Danish toymaker Lego has opened a factory in China, its first production facility on the Asian continent. Some economists question whether it can succeed, given the vast number of knockoff products crowding the market.
Lego's first Asian factory opened in eastern Zhejiang province, China, on Friday. It's expected to supply up to 80 percent of the products the Danish company sells in the booming Asian market.
"The operation of the factory allows us to get closer to China, which is one of the fastest-growing markets in the world, and react to adjustments to offer a better and more efficient service to local consumers," said Richard Wong, general manager of Asia manufacturing at Lego.

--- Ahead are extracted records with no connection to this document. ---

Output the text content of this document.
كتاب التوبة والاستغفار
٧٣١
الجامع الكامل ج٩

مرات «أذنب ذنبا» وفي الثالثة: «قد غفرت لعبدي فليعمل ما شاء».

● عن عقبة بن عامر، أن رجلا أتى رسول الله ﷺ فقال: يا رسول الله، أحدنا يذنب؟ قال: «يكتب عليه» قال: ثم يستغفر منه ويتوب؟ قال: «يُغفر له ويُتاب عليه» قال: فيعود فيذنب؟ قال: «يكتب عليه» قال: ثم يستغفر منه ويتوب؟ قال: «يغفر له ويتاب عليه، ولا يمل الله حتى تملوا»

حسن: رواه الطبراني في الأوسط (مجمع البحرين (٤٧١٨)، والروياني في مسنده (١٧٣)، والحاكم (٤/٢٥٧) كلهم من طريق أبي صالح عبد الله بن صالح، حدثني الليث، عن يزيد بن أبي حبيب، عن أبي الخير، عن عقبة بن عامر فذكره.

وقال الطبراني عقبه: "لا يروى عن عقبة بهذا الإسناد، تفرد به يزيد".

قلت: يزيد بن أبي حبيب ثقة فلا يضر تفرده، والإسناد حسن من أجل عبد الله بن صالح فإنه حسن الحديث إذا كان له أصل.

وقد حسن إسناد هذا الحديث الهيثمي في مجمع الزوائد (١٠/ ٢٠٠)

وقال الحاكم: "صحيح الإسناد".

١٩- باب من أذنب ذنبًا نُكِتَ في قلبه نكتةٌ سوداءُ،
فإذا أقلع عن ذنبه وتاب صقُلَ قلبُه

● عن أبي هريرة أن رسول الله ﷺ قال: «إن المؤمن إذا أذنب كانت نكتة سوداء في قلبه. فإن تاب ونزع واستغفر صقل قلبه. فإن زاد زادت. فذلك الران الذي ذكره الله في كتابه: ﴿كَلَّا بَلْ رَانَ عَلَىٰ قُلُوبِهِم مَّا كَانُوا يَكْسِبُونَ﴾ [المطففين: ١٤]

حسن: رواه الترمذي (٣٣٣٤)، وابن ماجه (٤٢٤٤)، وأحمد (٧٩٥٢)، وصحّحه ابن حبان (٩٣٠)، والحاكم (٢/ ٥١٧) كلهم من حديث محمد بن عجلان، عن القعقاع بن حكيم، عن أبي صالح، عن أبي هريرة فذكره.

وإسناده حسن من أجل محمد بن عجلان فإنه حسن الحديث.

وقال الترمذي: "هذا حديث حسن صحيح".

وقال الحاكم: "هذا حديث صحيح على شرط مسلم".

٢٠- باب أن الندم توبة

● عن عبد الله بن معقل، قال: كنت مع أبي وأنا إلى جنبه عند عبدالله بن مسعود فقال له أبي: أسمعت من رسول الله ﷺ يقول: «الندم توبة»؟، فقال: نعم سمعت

But Lego won't be the only manufacturer churning out colorful building blocks. A variety of knockoff products are already swamping the Chinese market, prompting some economists to question the new factory's prospects.
Earlier this year, Lego inaugurated its then-largest retail store in the world in Shanghai. It has updated its figurines to include dragons and ninjas, in a bid to boost its toys' appeal to Asian buyers.
The news plant in the city of Jiaxing will employ 1,200 people. It represents an investment of more than 100 million euros ($106 million).
On its way to becoming the most sustainable plant Lego has ever built, the factory is in the process of getting 20,000 solar panels installed on its roof over the coming few months. They will eventually reduce the plant's carbon dioxide emissions by more than 4,000 metric tons annually, and provide 7 percent of the factory's total electricity.